資金調達時の契約書(後編)

更新日:2020年12月30日

ベンチャーキャピタル(以下、VC)から資金調達をする際、かなり分厚い契約書に基づいた契約を結ぶことになります。契約書には契約条件や権利等非常に重要なことが書かれているため、その内容を正確に理解しないと大きなリスクを抱えることもあります。

今回は投資契約と株主間契約の関係について記載して行きます。投資契約と株主間契約の関係についてですが、①投資契約のみが締結される場合と②投資契約および株主間契約が締結される場合があります。


契約書の用途

①投資契約のみが締結される場合

この場合、投資契約の内容に必要な内容を全て入れ込む必要があります。そのため、資金調達時の契約書(前編)の投資契約の章に記載した内容を投資契約書に記載することになります。


②投資契約および株主間契約が締結される場合

この場合、投資契約は主に契約時点の条件を記載し、株主間契約はその後継続する条件や権利を記載するイメージになります。



株主間契約がある場合とない場合

なぜこのように2パターンの契約形態があるのでしょうか。

投資契約のみが締結される場合、投資契約の契約当事者は、会社、創業株主および今回出資する投資家です。投資契約は、契約の当事者である会社、創業株主および投資家しか契約で縛れず、他の株主には拘束力がありません。この結果、契約の内容により他の株主まで契約の拘束力を及ぼさなければ、その契約を遂行できないケースが生じます。

このような場合に役目を果たすのが、株主間契約です。株主間契約の当事者は、会社、創業株主および他の株主(主にVC)です。つまり株主間契約の最大の目的は、契約の当事者に主要な他の株主を含めることにあります。この結果、他の株主に契約の拘束力を持たせ、過半数の議決権を維持することにより契約を遂行できるようになります。

この株主間契約は、新たな投資家が株主として現れるときには、再度契約を締結しなおす必要が出てきます。

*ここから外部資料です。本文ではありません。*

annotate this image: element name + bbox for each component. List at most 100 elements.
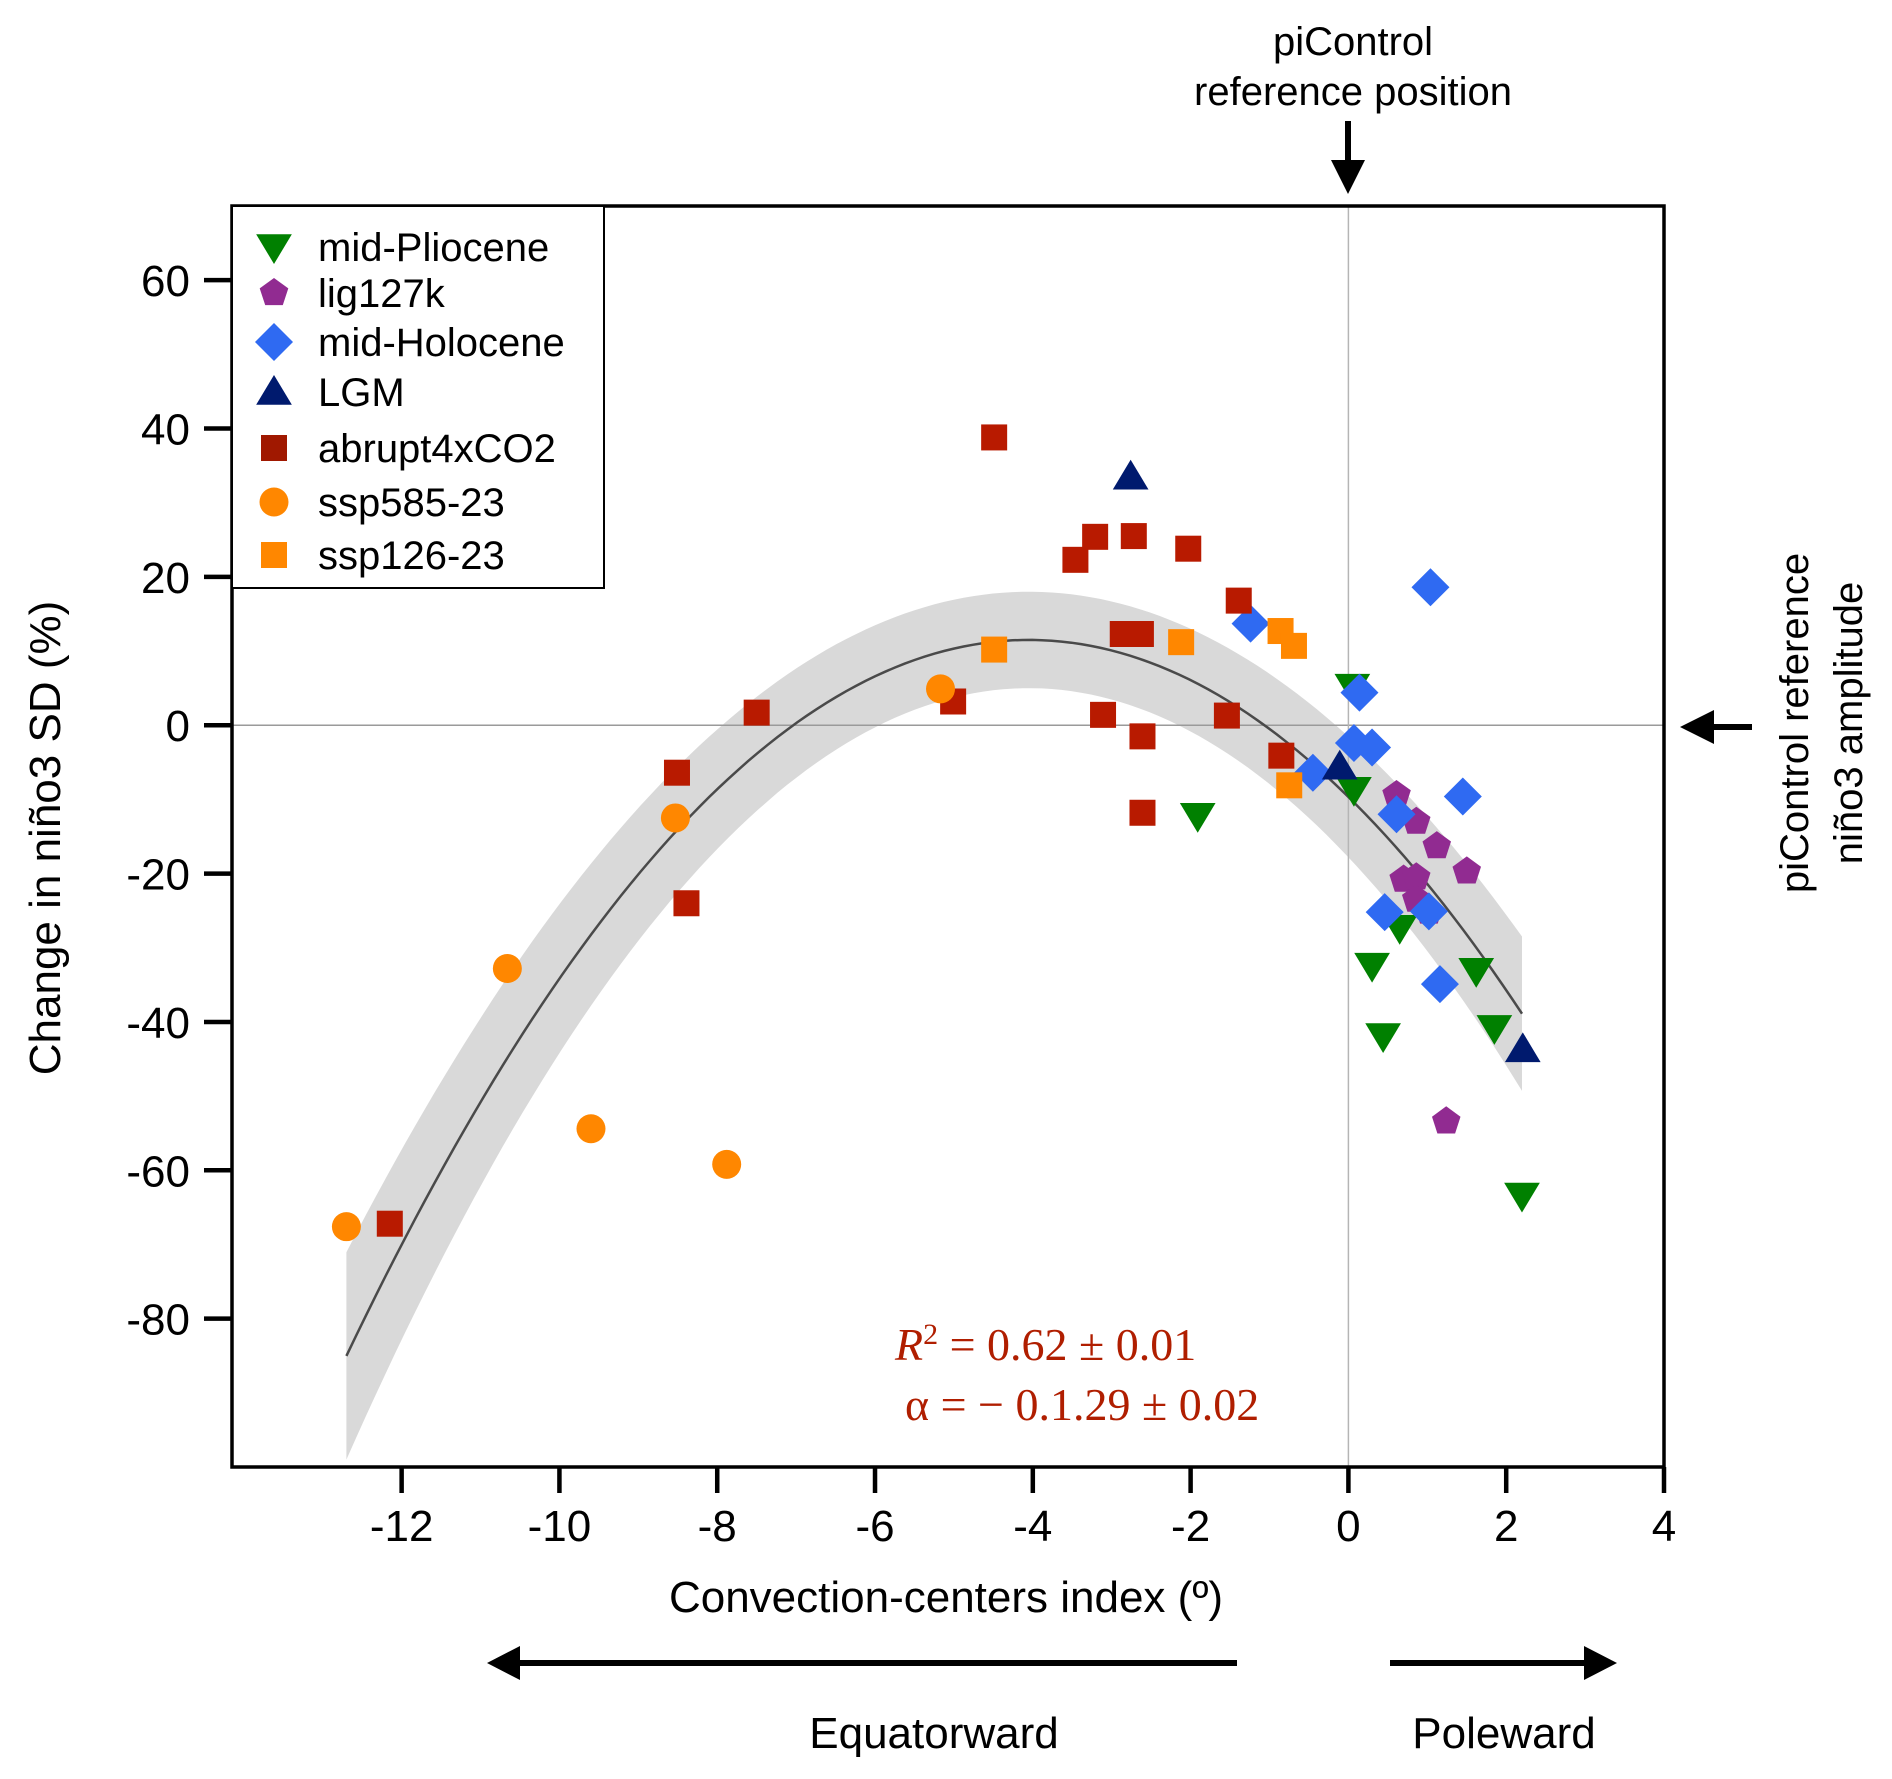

以上のような理由から、他の株主を契約当事者として拘束する必要がない場合には投資契約が、他の株主を契約当事者として拘束する必要がある場合には株主間契約が締結されることとなります。もちろん他の株主に多数の議決権を保有している投資家がいない場合は、株主間契約を締結しても意味をなさないため省略されることになります。


投資契約と株主間契約の関係は、意図的に調べないと意外と知らないままになっていることが多かったりします。ぜひ、これを機に2つの契約書の内容を知っていただけたら幸いです。